Reception History

Digges Tectonicon fig on title.tif

Since there are no marginal annotations or other obvious marks of reader engagement within the book I am studying, I will focus first on provenance and then on textual indications of reception. The sixth-edition copy of Leonard Digges’s Tectonicon in the Houghton Library (STC 6851.2) arrived at Harvard through the coincidental cooperation of two different scholars: Eustace F. Bosanquet and John Farrar.

Bosanquet authored a bibliography of English almanacs to 1600 (1917), two supplemental volumes to enlarge and correct that work (1928, 1937), and a second bibliography on seventeenth-century almanacs (1930), all of which were published in London by the Bibliographical Society. According to WorldCat, Bosanquet’s collection was sold by Sotheby’s auction house in 1917 and 1944, and I have requested the catalogues of those sales through ILL to confirm whether this copy of the Tectonicon made its way directly from Bosanquet (or perhaps his executors) to the Houghton Library or spent nearly three decades in private hands before reaching the university collection. Of course Bosanquet only catalogues editions of Digges’s Prognostication in his bibliography, but the Tectonicon does appear in the prose essay on different almanac classes.[1]

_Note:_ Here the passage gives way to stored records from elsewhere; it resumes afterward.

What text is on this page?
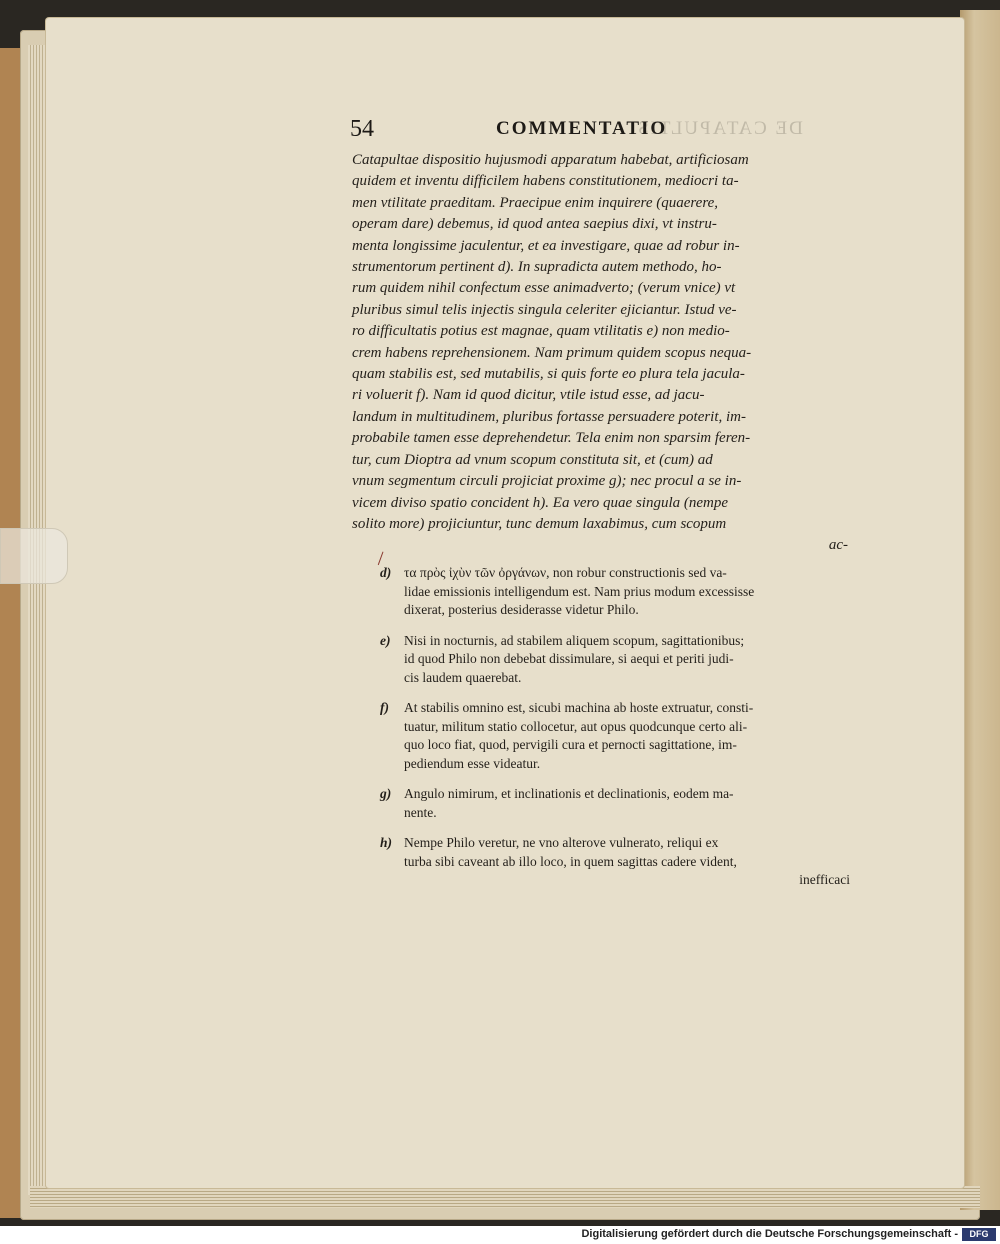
54	COMMENTATIO
DE CATAPULTIS
Catapultae dispositio hujusmodi apparatum habebat, artificiosam
quidem et inventu difficilem habens constitutionem, mediocri ta-
men vtilitate praeditam. Praecipue enim inquirere (quaerere,
operam dare) debemus, id quod antea saepius dixi, vt instru-
menta longissime jaculentur, et ea investigare, quae ad robur in-
strumentorum pertinent d). In supradicta autem methodo, ho-
rum quidem nihil confectum esse animadverto; (verum vnice) vt
pluribus simul telis injectis singula celeriter ejiciantur. Istud ve-
ro difficultatis potius est magnae, quam vtilitatis e) non medio-
crem habens reprehensionem. Nam primum quidem scopus nequa-
quam stabilis est, sed mutabilis, si quis forte eo plura tela jacula-
ri voluerit f). Nam id quod dicitur, vtile istud esse, ad jacu-
landum in multitudinem, pluribus fortasse persuadere poterit, im-
probabile tamen esse deprehendetur. Tela enim non sparsim feren-
tur, cum Dioptra ad vnum scopum constituta sit, et (cum) ad
vnum segmentum circuli projiciat proxime g); nec procul a se in-
vicem diviso spatio concident h). Ea vero quae singula (nempe
solito more) projiciuntur, tunc demum laxabimus, cum scopum
ac-
d) τα πρὸς ἰχὺν τῶν ὀργάνων, non robur constructionis sed va-
lidae emissionis intelligendum est. Nam prius modum excessisse
dixerat, posterius desiderasse videtur Philo.
e)	Nisi in nocturnis, ad stabilem aliquem scopum, sagittationibus;
id quod Philo non debebat dissimulare, si aequi et periti judi-
cis laudem quaerebat.
f)	At stabilis omnino est, sicubi machina ab hoste extruatur, consti-
tuatur, militum statio collocetur, aut opus quodcunque certo ali-
quo loco fiat, quod, pervigili cura et pernocti sagittatione, im-
pediendum esse videatur.
g) Angulo nimirum, et inclinationis et declinationis, eodem ma-
nente.
h) Nempe Philo veretur, ne vno alterove vulnerato, reliqui ex
turba sibi caveant ab illo loco, in quem sagittas cadere vident,
inefficaci
Digitalisierung gefördert durch die Deutsche Forschungsgemeinschaft -	DFG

A manuscript inscription before the beginning of the text brings Farrar into the picture. From the inscription, we know that this book entered the Harvard collections on September 22, 1944, through the Farrar Fund. I believe the Farrar to which the fund’s name refers is John Farrar (1779–1853), an alumnus of the college (1803) who went on to serve as Greek tutor and later occupied the Hollis chair of mathematics and natural philosophy (1807–1836).[2] His mathematical appointment accords well with the content of Digges’s text. A second manuscript inscription suggests that this edition is not included in the Short Title Catalogue, but that is no longer the case. In fact, this exact copy is reproduced as an exemplar for the 1599 edition in the online database EEBO.

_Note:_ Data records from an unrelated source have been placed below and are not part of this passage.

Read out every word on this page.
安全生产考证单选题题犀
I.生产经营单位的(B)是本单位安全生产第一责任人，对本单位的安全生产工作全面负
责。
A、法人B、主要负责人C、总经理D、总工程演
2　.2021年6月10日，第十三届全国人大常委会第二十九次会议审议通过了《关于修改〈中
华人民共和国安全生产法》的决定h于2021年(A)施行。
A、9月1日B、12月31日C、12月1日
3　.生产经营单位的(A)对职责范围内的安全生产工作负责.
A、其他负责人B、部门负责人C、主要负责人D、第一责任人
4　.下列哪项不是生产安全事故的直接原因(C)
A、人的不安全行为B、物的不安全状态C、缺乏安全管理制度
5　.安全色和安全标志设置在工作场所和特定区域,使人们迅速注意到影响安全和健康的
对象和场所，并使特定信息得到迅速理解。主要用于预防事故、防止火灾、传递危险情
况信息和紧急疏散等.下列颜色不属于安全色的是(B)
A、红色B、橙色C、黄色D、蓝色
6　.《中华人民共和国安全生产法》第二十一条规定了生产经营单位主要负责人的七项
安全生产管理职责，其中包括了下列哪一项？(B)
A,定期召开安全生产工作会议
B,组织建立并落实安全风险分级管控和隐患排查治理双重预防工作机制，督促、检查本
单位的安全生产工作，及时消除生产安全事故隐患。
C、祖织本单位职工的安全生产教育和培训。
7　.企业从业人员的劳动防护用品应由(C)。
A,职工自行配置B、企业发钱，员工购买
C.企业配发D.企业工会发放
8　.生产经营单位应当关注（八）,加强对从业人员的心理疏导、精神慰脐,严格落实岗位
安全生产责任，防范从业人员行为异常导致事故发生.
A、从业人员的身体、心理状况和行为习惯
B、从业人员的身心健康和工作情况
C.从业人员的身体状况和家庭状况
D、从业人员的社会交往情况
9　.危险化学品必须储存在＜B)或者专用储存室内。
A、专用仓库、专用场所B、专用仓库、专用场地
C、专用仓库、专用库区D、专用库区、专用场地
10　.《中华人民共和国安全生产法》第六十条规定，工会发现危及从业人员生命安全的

As mentioned in earlier discussions of Digges’s authorship and literary style, the audience of the Tectonicon is explicitly referenced from the opening pages of the text. In the first preface, Digges addresses his “Artificers,” including “Landmeater, Carpenter, mason” (sig. A2r), to which we can also add “Surueyers” and “Ioyners” from the title page. After six chapters and a table of computations, Digges interrupts with a second preface, in which he more specifically identifies his audience as craftsmen who are willing to cast aside their corrupted working methods. One finds no table of contents, index, or other finding aids throughout the book, so the reader is expected to read the book cover to cover and, thus, must be motivated to digest its contents.

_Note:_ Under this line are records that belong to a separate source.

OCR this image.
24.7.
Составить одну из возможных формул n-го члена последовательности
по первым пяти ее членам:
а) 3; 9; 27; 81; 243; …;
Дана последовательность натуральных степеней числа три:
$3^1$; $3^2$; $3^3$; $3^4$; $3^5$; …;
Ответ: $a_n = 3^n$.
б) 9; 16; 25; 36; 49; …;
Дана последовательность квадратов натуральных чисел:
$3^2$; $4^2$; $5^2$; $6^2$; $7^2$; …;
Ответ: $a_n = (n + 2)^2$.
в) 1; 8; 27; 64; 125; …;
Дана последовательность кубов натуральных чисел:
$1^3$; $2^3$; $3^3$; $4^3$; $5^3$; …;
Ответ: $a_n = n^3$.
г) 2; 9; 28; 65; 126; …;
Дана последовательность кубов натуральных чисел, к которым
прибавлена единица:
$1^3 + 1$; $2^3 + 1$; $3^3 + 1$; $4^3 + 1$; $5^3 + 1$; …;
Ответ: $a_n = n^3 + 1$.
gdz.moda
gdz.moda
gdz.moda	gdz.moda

The printing history of the Tectonicon confirms its popularity. Sixteen editions are attested between 1556 and 1692 by six different printers (seven if you account for the jointly produced first edition). Between the 1599 and 1647 editions, Felix Kingston held an apparent monopoly on the text. All sixteen editions were printed in London. Most editions included the tables of computations and square roots except for the first, fourth, fifth, and eighth. The woodcut illustration at the top of this page appears on the title page of every edition before the last in 1692,[3] indicating a remarkably consistent transmission of information through the sixteenth and seventeenth centuries. Please refer to my growing database of editions and copies for a schematic rendering of this printing history.


[1] Eustace F. Bosanquet, English Printing Almanacks and Prognostications: A Bibliographical History to the Year 1600 (London: Chiswick Press for the Bibliographical Society, 1917), 63­–4.

[2] John Fiske and James Grant Wilson, eds., Appletons’ Cyclopædia of American Biography (New York: D. Appleton & Co., 1898–1900), 2:419.

[3] I cannot confirm that it appears in the 1578 Marshe edition because there are no digital reproductions online, but the 1570 edition by the same printer does include it.